Good SOLID principles will be the foundation.

Use of Specifications by Example (see book of the same title by Godjko Adzic), whether automated with Cucumber, Lettuce, Fitnesse, or JBehave or performed manually will ensure the software meets requirements.  It makes it easy to iterate over the requirements as well.

Develop for a scenario at a time.  Use unit testing and develop tests before coding.  Once a test has been written, check into the source code repository.  Once the code has been written and passes the test, check it into the source code repository. Iterate until the scenario test passes.  Move onto the next scenario.  Once all scenarios have passed, move to the next requirement/example set.

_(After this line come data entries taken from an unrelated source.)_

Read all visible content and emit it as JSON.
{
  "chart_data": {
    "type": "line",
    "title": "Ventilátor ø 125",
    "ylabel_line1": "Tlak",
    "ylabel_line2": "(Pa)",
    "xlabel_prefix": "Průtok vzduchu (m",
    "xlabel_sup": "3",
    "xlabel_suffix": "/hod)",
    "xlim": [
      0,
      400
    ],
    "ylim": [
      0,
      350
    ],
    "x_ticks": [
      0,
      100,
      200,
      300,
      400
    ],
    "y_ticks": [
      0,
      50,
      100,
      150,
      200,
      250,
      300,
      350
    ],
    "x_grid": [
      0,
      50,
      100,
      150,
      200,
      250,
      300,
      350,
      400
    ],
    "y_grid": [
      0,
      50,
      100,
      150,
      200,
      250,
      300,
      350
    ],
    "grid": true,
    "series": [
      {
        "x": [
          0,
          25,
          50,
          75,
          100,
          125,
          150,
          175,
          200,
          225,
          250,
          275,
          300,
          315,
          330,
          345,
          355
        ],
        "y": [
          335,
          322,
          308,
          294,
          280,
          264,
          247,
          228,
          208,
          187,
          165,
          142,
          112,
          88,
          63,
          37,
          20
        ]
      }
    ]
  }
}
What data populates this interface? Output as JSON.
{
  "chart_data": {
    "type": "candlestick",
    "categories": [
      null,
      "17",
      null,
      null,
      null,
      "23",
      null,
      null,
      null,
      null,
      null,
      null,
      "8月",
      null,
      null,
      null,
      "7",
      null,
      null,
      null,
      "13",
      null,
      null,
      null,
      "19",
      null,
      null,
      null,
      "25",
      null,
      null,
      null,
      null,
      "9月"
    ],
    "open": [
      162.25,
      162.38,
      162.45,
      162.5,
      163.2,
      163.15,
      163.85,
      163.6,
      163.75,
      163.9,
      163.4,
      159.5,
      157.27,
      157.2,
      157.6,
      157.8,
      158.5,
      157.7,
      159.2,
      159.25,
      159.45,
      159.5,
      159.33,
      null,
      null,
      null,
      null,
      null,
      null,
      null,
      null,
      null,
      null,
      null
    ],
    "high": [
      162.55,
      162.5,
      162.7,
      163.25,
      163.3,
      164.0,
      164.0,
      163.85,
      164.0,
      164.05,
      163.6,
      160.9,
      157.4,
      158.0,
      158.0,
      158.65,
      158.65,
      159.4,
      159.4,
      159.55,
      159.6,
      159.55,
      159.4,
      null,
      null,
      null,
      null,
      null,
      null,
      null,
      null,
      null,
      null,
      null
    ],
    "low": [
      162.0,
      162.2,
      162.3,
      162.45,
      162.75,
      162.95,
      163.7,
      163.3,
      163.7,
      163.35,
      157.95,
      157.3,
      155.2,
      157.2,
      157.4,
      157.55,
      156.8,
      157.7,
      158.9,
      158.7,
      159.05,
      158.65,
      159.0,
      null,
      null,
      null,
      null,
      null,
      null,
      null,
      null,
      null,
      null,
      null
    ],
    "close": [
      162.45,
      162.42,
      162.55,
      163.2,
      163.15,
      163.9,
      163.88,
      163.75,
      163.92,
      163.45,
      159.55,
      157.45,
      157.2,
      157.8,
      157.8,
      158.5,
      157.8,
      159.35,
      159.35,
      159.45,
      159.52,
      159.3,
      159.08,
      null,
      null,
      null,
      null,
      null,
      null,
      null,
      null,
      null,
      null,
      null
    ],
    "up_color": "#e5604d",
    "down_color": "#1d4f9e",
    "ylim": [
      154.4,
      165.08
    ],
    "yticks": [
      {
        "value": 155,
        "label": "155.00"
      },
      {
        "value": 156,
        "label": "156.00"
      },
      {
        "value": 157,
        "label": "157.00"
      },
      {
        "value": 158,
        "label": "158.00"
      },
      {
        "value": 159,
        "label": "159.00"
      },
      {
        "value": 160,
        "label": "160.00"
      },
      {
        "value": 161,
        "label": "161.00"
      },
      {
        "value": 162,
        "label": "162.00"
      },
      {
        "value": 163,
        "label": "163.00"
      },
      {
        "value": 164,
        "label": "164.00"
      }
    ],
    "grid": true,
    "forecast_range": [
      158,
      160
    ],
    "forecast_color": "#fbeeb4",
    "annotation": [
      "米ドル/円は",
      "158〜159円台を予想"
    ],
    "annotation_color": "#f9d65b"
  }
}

At least every 2-3 days have someone execute elected sets of the specs fully for the entire app to date to see if any bugs have crept in as new features get implemented.

Use an issue tracker for the tasks/stories and also to track any bugs that show up during regression tests; I recommend Trac.  It’s OSS and works well.  It allows implementation of a pull process so that as developers bring stories into work from the backlog and they immediately get assigned as owners.  This is useful for the PM (Scrum Master) to see what is being worked at any point in time.

I hope folks find this useful for how to ease into being Agile if they have a similar context.  There is no one size fits all approach though, so consider this as just one approach.  because there is a clear product owner, interested user representation, and it is a greenfield project, this was my set of recommendations to try initially.  Using Retrospectives, hopefuly the team will adapt what I described above to meet their needs.